Many optimizers generate new candidates by perturbing an existing position. Those raw candidates can fall outside the search-space bounds. The boundary parameter controls how GFO maps out-of-bounds candidates back into the valid search space before the objective function sees them.

from gradient_free_optimizers import HillClimbingOptimizer

opt = HillClimbingOptimizer(
    search_space,
    boundary="reflect",
    random_state=1,
)

The default is boundary="clip", which preserves the historical behavior.

Available Strategies

Strategy

Behavior

Typical use

"clip"

Clamp every out-of-bounds value to the nearest bound.

Conservative default when bounds are hard limits.

"reflect"

Mirror overshooting values back into the valid range.

Local search near edges without accumulating at the boundary.

"periodic"

Wrap values around to the other side of the range.

Cyclic domains such as angles, phases, or repeating schedules.

"random"

Replace only out-of-bounds coordinates with random valid values.

Extra exploration when large steps frequently leave the search space.

"intermediate"

Move halfway between the current position and the violated boundary.

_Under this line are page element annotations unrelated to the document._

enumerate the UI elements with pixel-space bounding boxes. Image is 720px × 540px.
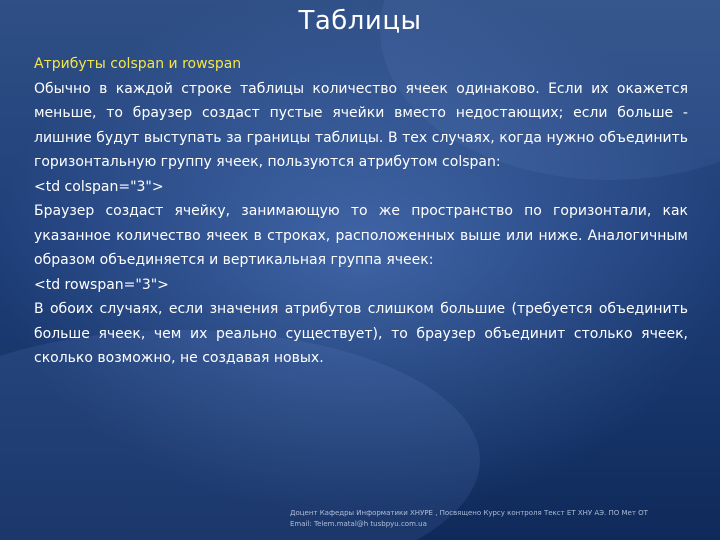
paragraph-intro: Обычно в каждой строке таблицы количество ячеек одинаково. Если их окажется меньше, то браузер создаст пустые ячейки вместо недостающих; если больше - лишние будут выступать за границы таблицы. В тех случаях, когда нужно объединить горизонтальную группу ячеек, пользуются атрибутом colspan:: [34, 80, 688, 170]
footer-line-email: Email: Telem.matal@h tusbpyu.com.ua: [290, 520, 427, 528]
code-rowspan: <td rowspan="3">: [34, 276, 169, 293]
paragraph-explanation: Браузер создаст ячейку, занимающую то же пространство по горизонтали, как указанное количество ячеек в строках, расположенных выше или ниже. Аналогичным образом объединяется и вертикальная группа ячеек:: [34, 203, 688, 268]
footer-line-author: Доцент Кафедры Информатики ХНУРЕ , Посвящено Курсу контроля Текст ЕТ ХНУ АЭ. ПО Мет ОТ: [290, 509, 648, 517]
slide-content: [34, 52, 688, 371]
code-colspan: <td colspan="3">: [34, 178, 164, 195]
section-subtitle: Атрибуты colspan и rowspan: [34, 56, 242, 72]
slide-title: Таблицы: [298, 6, 422, 36]
paragraph-conclusion: В обоих случаях, если значения атрибутов слишком большие (требуется объединить больше ячеек, чем их реально существует), то браузер объединит столько ячеек, сколько возможно, не создавая новых.: [34, 301, 688, 366]
slide-footer: [290, 508, 700, 530]
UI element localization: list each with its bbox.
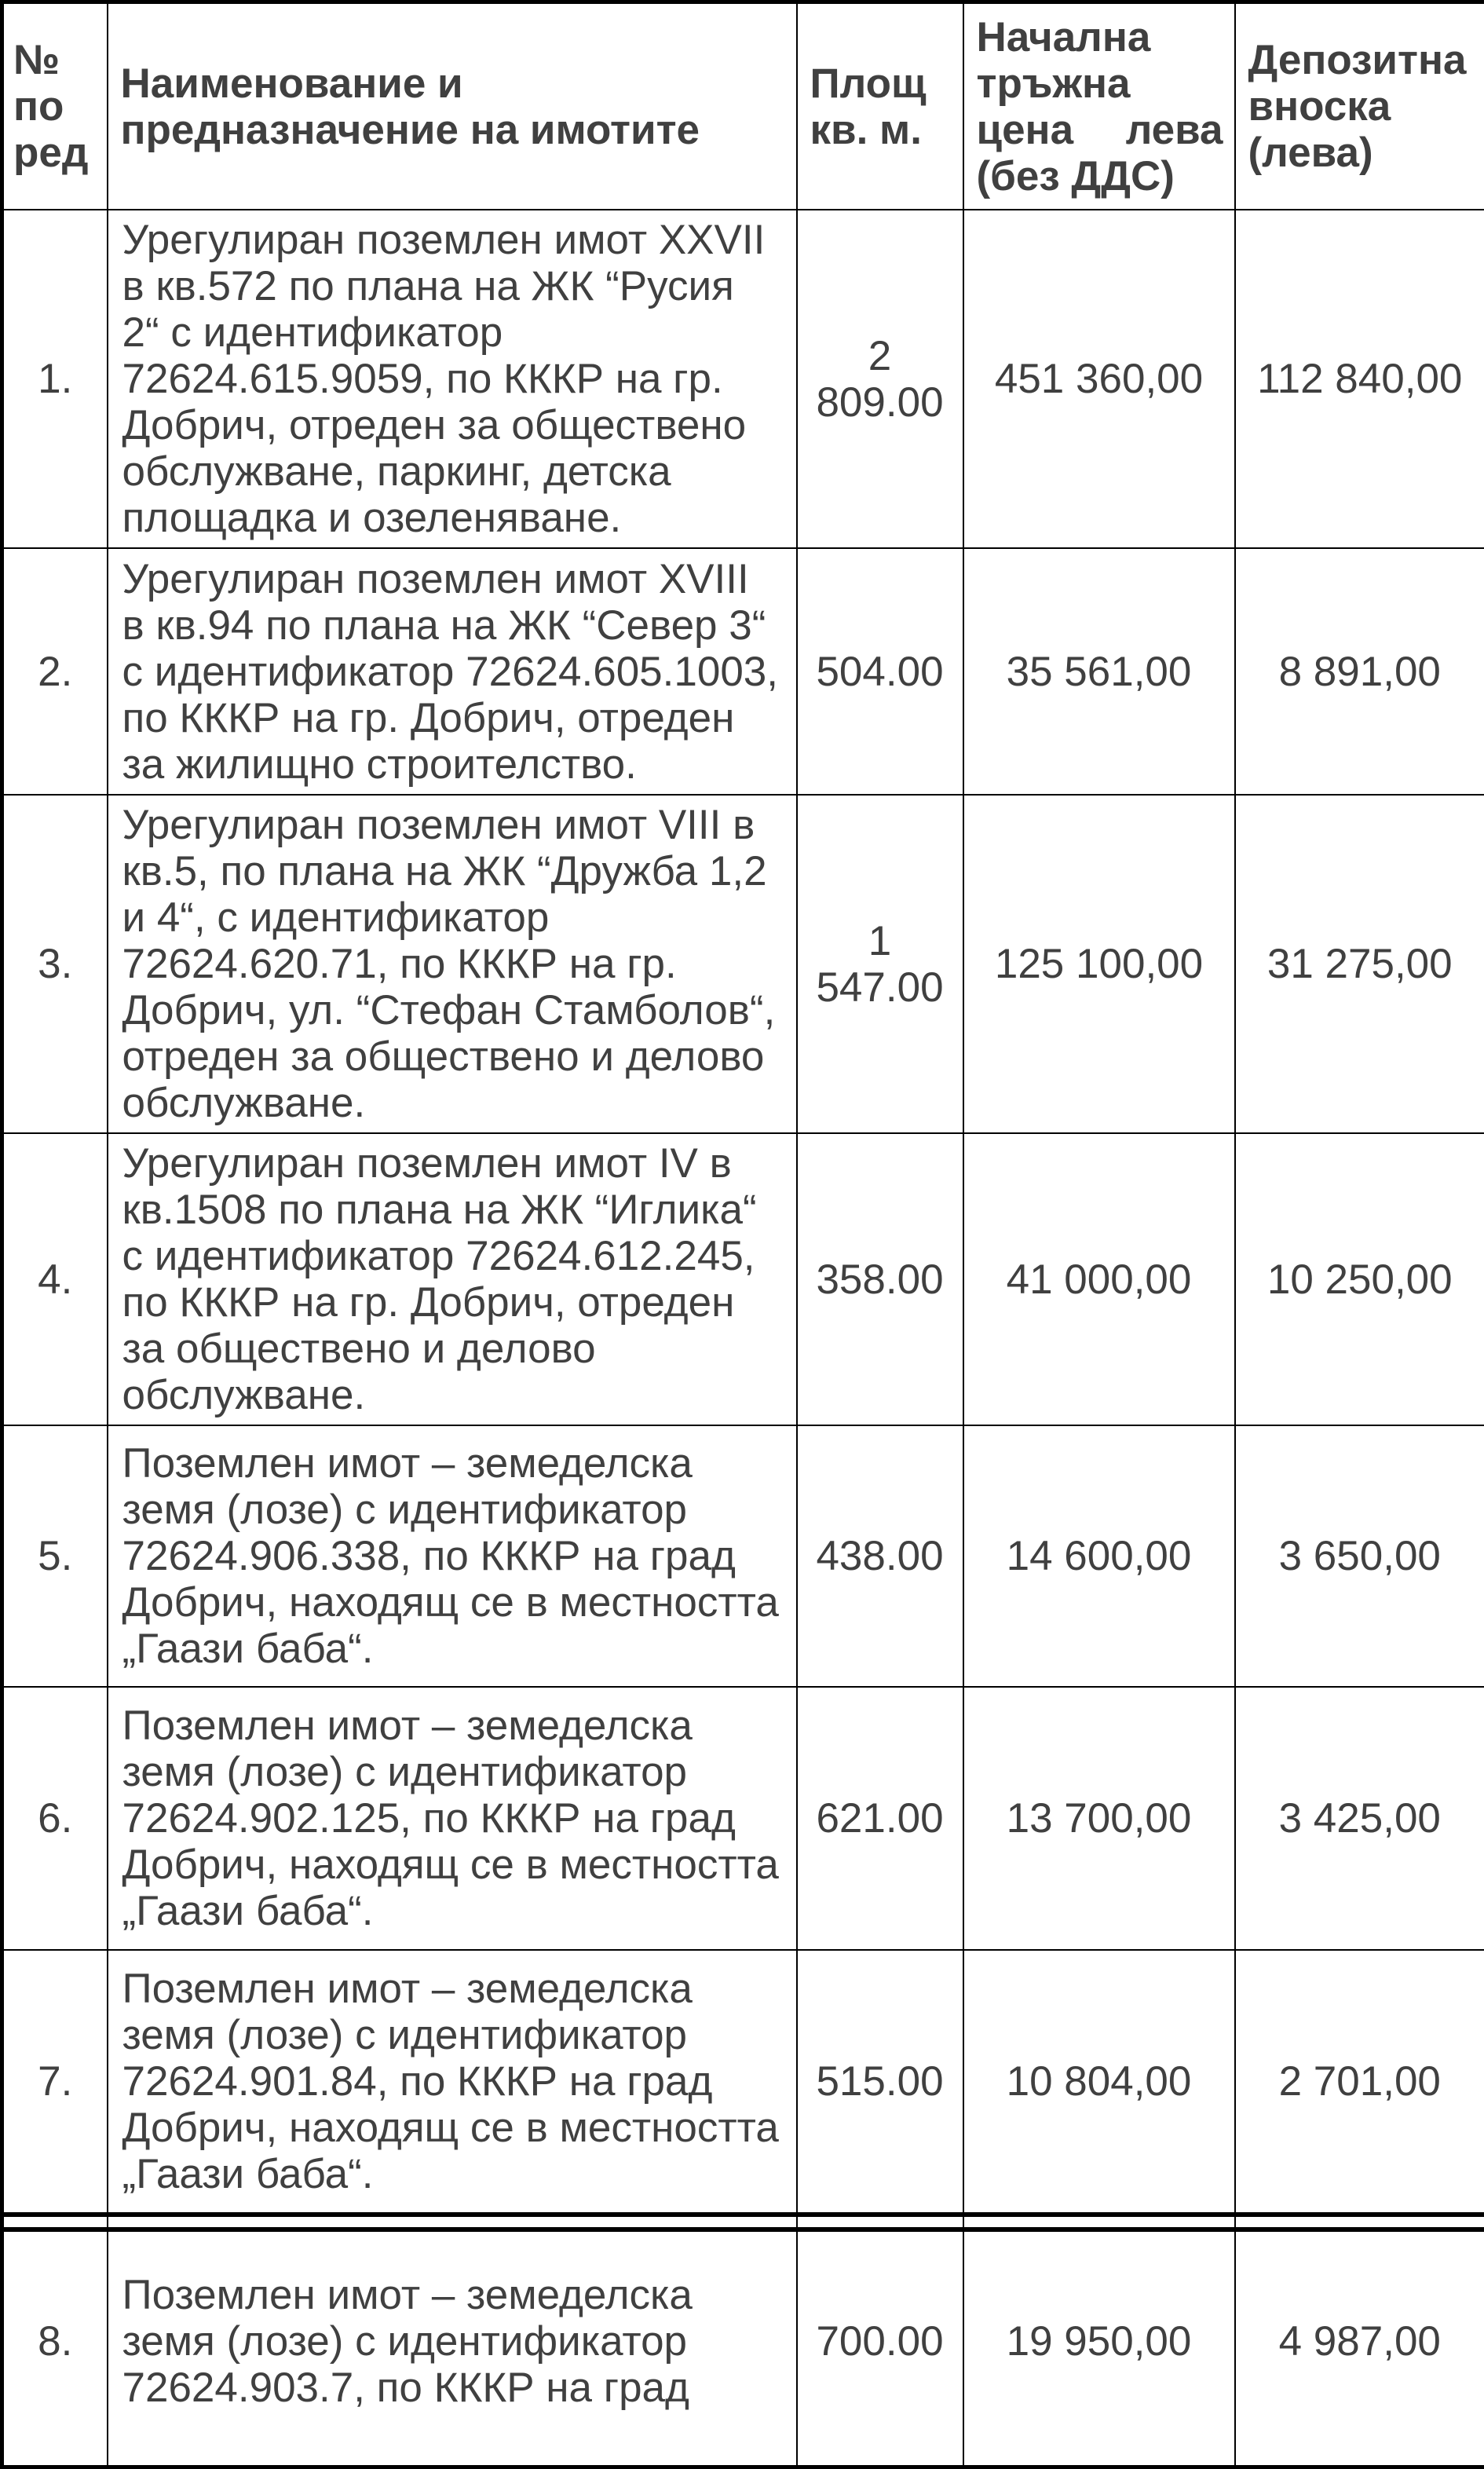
- property-description: Поземлен имот – земеделска земя (лозе) с идентификатор 72624.901.84, по КККР на град Добрич, находящ се в местността „Гаази баба“.: [108, 1950, 797, 2215]
- table-row: [2, 210, 1484, 548]
- starting-price: 10 804,00: [963, 1950, 1235, 2215]
- header-area: Площ кв. м.: [797, 2, 963, 210]
- property-description: Урегулиран поземлен имот IV в кв.1508 по плана на ЖК “Иглика“ с идентификатор 72624.612.245, по КККР на гр. Добрич, отреден за обществено и делово обслужване.: [108, 1133, 797, 1425]
- deposit-amount: 8 891,00: [1235, 548, 1484, 795]
- deposit-amount: 4 987,00: [1235, 2215, 1484, 2467]
- property-area: 700.00: [797, 2215, 963, 2467]
- header-deposit: Депозитна вноска (лева): [1235, 2, 1484, 210]
- property-area: 1 547.00: [797, 795, 963, 1133]
- starting-price: 13 700,00: [963, 1687, 1235, 1950]
- property-description: Урегулиран поземлен имот VIII в кв.5, по плана на ЖК “Дружба 1,2 и 4“, с идентификатор 72624.620.71, по КККР на гр. Добрич, ул. “Стефан Стамболов“, отреден за обществено и делово обслужване.: [108, 795, 797, 1133]
- property-area: 504.00: [797, 548, 963, 795]
- starting-price: 451 360,00: [963, 210, 1235, 548]
- starting-price: 19 950,00: [963, 2215, 1235, 2467]
- starting-price: 14 600,00: [963, 1425, 1235, 1687]
- header-row: [2, 2, 1484, 210]
- header-price: Начална тръжна цена лева (без ДДС): [963, 2, 1235, 210]
- row-number: 5.: [2, 1425, 108, 1687]
- deposit-amount: 3 650,00: [1235, 1425, 1484, 1687]
- property-description: Урегулиран поземлен имот XVIII в кв.94 по плана на ЖК “Север 3“ с идентификатор 72624.605.1003, по КККР на гр. Добрич, отреден за жилищно строителство.: [108, 548, 797, 795]
- deposit-amount: 3 425,00: [1235, 1687, 1484, 1950]
- property-area: 2 809.00: [797, 210, 963, 548]
- property-area: 438.00: [797, 1425, 963, 1687]
- page-bottom-cut-line: [0, 2227, 1484, 2232]
- row-number: 6.: [2, 1687, 108, 1950]
- header-name: Наименование и предназначение на имотите: [108, 2, 797, 210]
- table-row: [2, 795, 1484, 1133]
- table-row: [2, 1950, 1484, 2215]
- row-number: 8.: [2, 2215, 108, 2467]
- row-number: 3.: [2, 795, 108, 1133]
- property-description: Поземлен имот – земеделска земя (лозе) с идентификатор 72624.902.125, по КККР на град Добрич, находящ се в местността „Гаази баба“.: [108, 1687, 797, 1950]
- property-description: Урегулиран поземлен имот XXVII в кв.572 по плана на ЖК “Русия 2“ с идентификатор 72624.615.9059, по КККР на гр. Добрич, отреден за обществено обслужване, паркинг, детска площадка и озеленяване.: [108, 210, 797, 548]
- property-description: Поземлен имот – земеделска земя (лозе) с идентификатор 72624.903.7, по КККР на град: [108, 2215, 797, 2467]
- row-number: 2.: [2, 548, 108, 795]
- row-number: 4.: [2, 1133, 108, 1425]
- property-area: 515.00: [797, 1950, 963, 2215]
- table-row: [2, 1425, 1484, 1687]
- table-body: [2, 210, 1484, 2467]
- property-area: 621.00: [797, 1687, 963, 1950]
- table-row: [2, 1133, 1484, 1425]
- starting-price: 41 000,00: [963, 1133, 1235, 1425]
- deposit-amount: 112 840,00: [1235, 210, 1484, 548]
- header-no: № по ред: [2, 2, 108, 210]
- row-number: 7.: [2, 1950, 108, 2215]
- deposit-amount: 2 701,00: [1235, 1950, 1484, 2215]
- table-row: [2, 2215, 1484, 2467]
- deposit-amount: 31 275,00: [1235, 795, 1484, 1133]
- starting-price: 35 561,00: [963, 548, 1235, 795]
- table-row: [2, 1687, 1484, 1950]
- row-number: 1.: [2, 210, 108, 548]
- table-header: [2, 2, 1484, 210]
- property-description: Поземлен имот – земеделска земя (лозе) с идентификатор 72624.906.338, по КККР на град Добрич, находящ се в местността „Гаази баба“.: [108, 1425, 797, 1687]
- deposit-amount: 10 250,00: [1235, 1133, 1484, 1425]
- starting-price: 125 100,00: [963, 795, 1235, 1133]
- property-area: 358.00: [797, 1133, 963, 1425]
- table-row: [2, 548, 1484, 795]
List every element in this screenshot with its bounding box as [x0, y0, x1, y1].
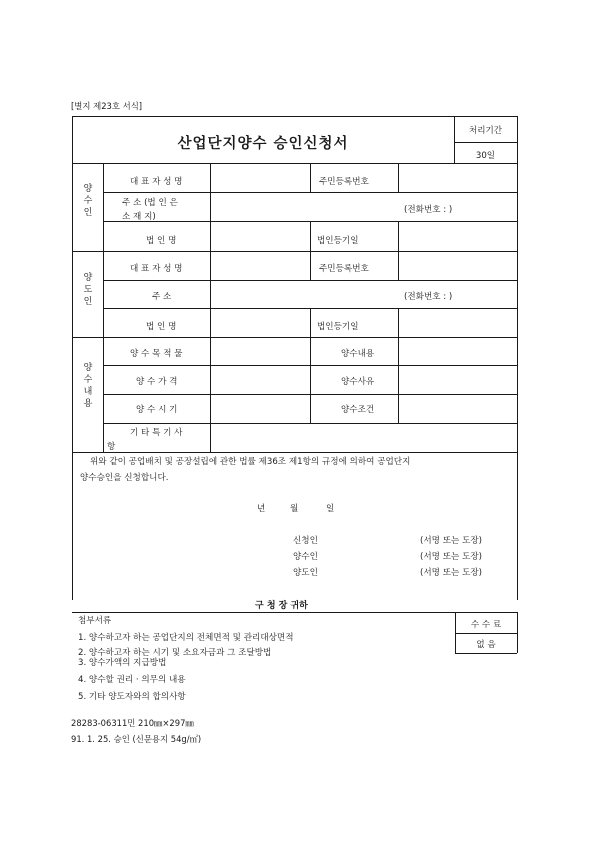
footer-line-2: 91. 1. 25. 승인 (신문용지 54g/㎡) [71, 734, 202, 744]
transfer-purpose-label: 양 수 목 적 물 [130, 349, 183, 359]
transferor-corp-reg-label: 법인등기일 [317, 322, 359, 332]
transferee-rrn-label: 주민등록번호 [319, 177, 369, 187]
transferor-rep-name-label: 대 표 자 성 명 [130, 264, 183, 274]
frame-right [517, 116, 518, 600]
transfer-others-field[interactable] [212, 426, 515, 449]
transferor-corp-name-label: 법 인 명 [146, 322, 177, 332]
transferee-r3-div2 [310, 221, 311, 251]
attachment-item-4: 4. 양수할 권리 · 의무의 내용 [78, 675, 186, 685]
frame-left [72, 116, 73, 600]
transfer-col-div2 [310, 337, 311, 423]
attachment-item-3: 3. 양수가액의 지급방법 [78, 658, 167, 668]
footer-line-1: 28283-06311민 210㎜×297㎜ [71, 718, 194, 728]
transferor-row1-bottom [103, 280, 517, 281]
attachments-title: 첨부서류 [78, 616, 112, 626]
transfer-reason-field[interactable] [400, 368, 515, 391]
transferee-corp-reg-label: 법인등기일 [317, 236, 359, 246]
fee-label: 수 수 료 [470, 620, 502, 630]
date-month: 월 [290, 504, 299, 514]
transferee-section-bottom [72, 251, 518, 252]
fee-box-right [517, 612, 518, 653]
transfer-char-3: 내 [83, 387, 93, 397]
transfer-others-label-1: 기 타 특 기 사 [130, 428, 183, 438]
transfer-conditions-label: 양수조건 [341, 405, 375, 415]
transfer-char-4: 용 [83, 399, 93, 409]
transferee-rep-name-label: 대 표 자 성 명 [130, 177, 183, 187]
form-title: 산업단지양수 승인신청서 [177, 136, 349, 152]
processing-value: 30일 [475, 151, 496, 161]
attachments-top [72, 612, 518, 613]
transferor-r3-div1 [210, 308, 211, 337]
fee-value: 없 음 [476, 640, 496, 650]
transfer-row2-bottom [103, 394, 517, 395]
transferor-section-label [80, 272, 96, 308]
transferor-rrn-field[interactable] [400, 254, 515, 278]
signer-sign-applicant: (서명 또는 도장) [420, 536, 482, 546]
transfer-row1-bottom [103, 365, 517, 366]
title-bottom [72, 163, 518, 164]
attachment-item-2: 2. 양수하고자 하는 시기 및 소요자금과 그 조달방법 [78, 648, 272, 658]
transferor-rrn-label: 주민등록번호 [319, 264, 369, 274]
transfer-row3-bottom [103, 423, 517, 424]
transferee-r1-div2 [310, 163, 311, 192]
transfer-content-label: 양수내용 [341, 349, 375, 359]
transferor-address-label: 주 소 [152, 292, 172, 302]
attachment-item-5: 5. 기타 양도자와의 합의사항 [78, 692, 186, 702]
attachment-item-2-clip [72, 646, 452, 658]
processing-split [454, 142, 517, 143]
transfer-price-field[interactable] [212, 368, 308, 391]
transferor-corp-reg-field[interactable] [400, 311, 515, 335]
form-id: [별지 제23호 서식] [71, 101, 143, 111]
transfer-time-field[interactable] [212, 397, 308, 420]
transferee-char-3: 인 [83, 208, 93, 218]
transferor-address-field[interactable] [212, 283, 398, 306]
transferor-r1-div3 [398, 251, 399, 280]
transferee-rep-name-field[interactable] [212, 166, 308, 190]
transferor-phone: (전화번호 : ) [404, 292, 453, 302]
transfer-purpose-field[interactable] [212, 340, 308, 363]
signer-role-transferee: 양수인 [293, 552, 318, 562]
transferee-corp-name-field[interactable] [212, 224, 308, 248]
transferee-row1-bottom [103, 192, 517, 193]
transferor-r3-div3 [398, 308, 399, 337]
transferee-r3-div3 [398, 221, 399, 251]
transferee-address-label-2: 소 재 지) [122, 212, 156, 222]
signer-role-applicant: 신청인 [293, 536, 318, 546]
transferor-r3-div2 [310, 308, 311, 337]
transferee-r1-div1 [210, 163, 211, 192]
transfer-section-bottom [72, 452, 518, 453]
date-day: 일 [326, 504, 335, 514]
transferee-corp-reg-field[interactable] [400, 224, 515, 248]
transferor-char-3: 인 [83, 297, 93, 307]
transferor-char-2: 도 [83, 285, 93, 295]
date-year: 년 [257, 504, 266, 514]
attachment-item-1: 1. 양수하고자 하는 공업단지의 전체면적 및 관리대상면적 [78, 633, 294, 643]
statement-line-1: 위와 같이 공업배치 및 공장설립에 관한 법률 제36조 제1항의 규정에 의하여 공업단지 [90, 457, 411, 467]
transferee-rrn-field[interactable] [400, 166, 515, 190]
frame-top [72, 116, 518, 117]
transferee-address-label-1: 주 소 (법 인 은 [122, 198, 178, 208]
fee-box-split [455, 633, 517, 634]
transfer-time-label: 양 수 시 기 [136, 405, 178, 415]
transferor-rep-name-field[interactable] [212, 254, 308, 278]
transfer-section-label [80, 362, 96, 410]
transferee-section-label [80, 183, 96, 219]
transferee-phone: (전화번호 : ) [404, 205, 453, 215]
transferor-section-bottom [72, 337, 518, 338]
transfer-others-label-2: 항 [107, 442, 116, 452]
addressee: 구 청 장 귀하 [255, 601, 308, 611]
transfer-reason-label: 양수사유 [341, 377, 375, 387]
fee-box-bottom [455, 653, 517, 654]
transferee-r1-div3 [398, 163, 399, 192]
signer-role-transferor: 양도인 [293, 568, 318, 578]
transferee-corp-name-label: 법 인 명 [146, 236, 177, 246]
transfer-content-field[interactable] [400, 340, 515, 363]
signer-sign-transferor: (서명 또는 도장) [420, 568, 482, 578]
transferee-r2-div1 [210, 192, 211, 221]
transferor-r1-div1 [210, 251, 211, 280]
processing-label: 처리기간 [468, 126, 503, 136]
transferee-char-1: 양 [83, 184, 93, 194]
transfer-char-1: 양 [83, 363, 93, 373]
transferor-corp-name-field[interactable] [212, 311, 308, 335]
statement-line-2: 양수승인을 신청합니다. [80, 473, 169, 483]
transferor-char-1: 양 [83, 273, 93, 283]
transferee-char-2: 수 [83, 196, 93, 206]
transfer-price-label: 양 수 가 격 [136, 377, 178, 387]
transfer-conditions-field[interactable] [400, 397, 515, 420]
transferee-address-field[interactable] [212, 195, 398, 219]
transferor-r1-div2 [310, 251, 311, 280]
transfer-col-div3 [398, 337, 399, 423]
transfer-char-2: 수 [83, 375, 93, 385]
signer-sign-transferee: (서명 또는 도장) [420, 552, 482, 562]
transferee-r3-div1 [210, 221, 211, 251]
transferor-r2-div1 [210, 280, 211, 308]
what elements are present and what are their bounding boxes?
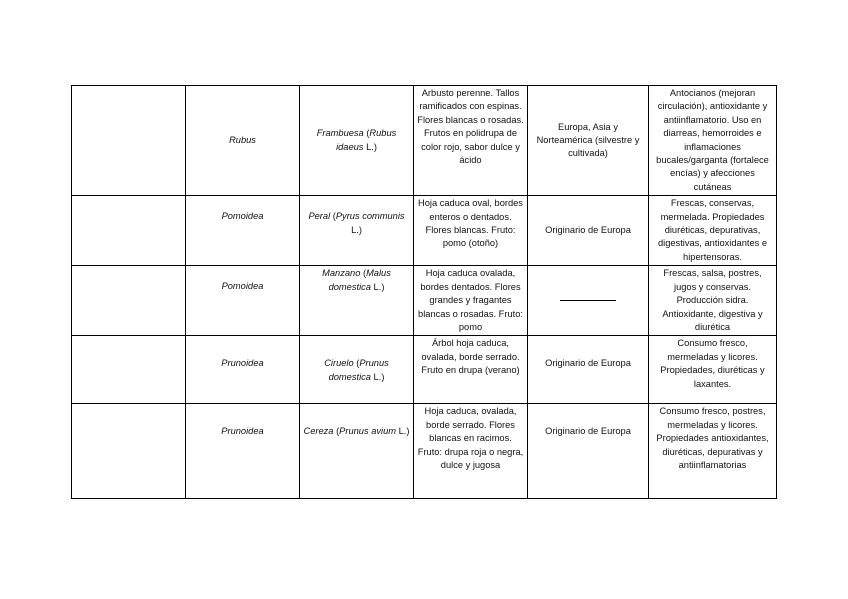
species-common-name: Ciruelo (324, 358, 354, 369)
origin-cell: Originario de Europa (528, 336, 649, 404)
species-common-name: Peral (308, 211, 331, 222)
species-common-name: Cereza (303, 426, 334, 437)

Damped edge handling for local optimizers.

Dimension Handling

Boundary strategies are applied to continuous tuple dimensions and numerical discrete dimensions:

import numpy as np

search_space = {
    "learning_rate": (0.0001, 0.1),  # continuous
    "n_layers": np.arange(1, 6),     # discrete numerical
}

Categorical dimensions are always rounded and clipped to a valid category index because they do not have a meaningful numerical boundary geometry.

For SciPy distribution dimensions, boundary handling happens in the internal quantile space. The objective function still receives values transformed through the distribution ppf.

Constraints are checked after boundary handling. If the repaired candidate violates a constraint, the optimizer retries with another candidate.

Example

The same optimizer can be run with different boundary strategies:

from gradient_free_optimizers import HillClimbingOptimizer

def objective(params):
    x = params["x"]
    y = params["y"]
    return -((x - 0.95) ** 2 + (y - 0.05) ** 2)

search_space = {
    "x": (0.0, 1.0),
    "y": (0.0, 1.0),
}

for boundary in ("clip", "reflect", "periodic", "random", "intermediate"):
    opt = HillClimbingOptimizer(
        search_space,
        boundary=boundary,
        epsilon=0.6,
        n_neighbours=8,
        initialize={
            "warm_start": [{"x": 0.5, "y": 0.5}],
            "random": 2,
        },
        random_state=7,
    )
    opt.search(objective, n_iter=80, verbosity=[])

    print(boundary, opt.best_para, opt.best_score)

See examples/boundary_strategies.py for a complete runnable version.

Note

boundary does not expand the search space. It only controls how internally generated out-of-bounds candidates are repaired before evaluation.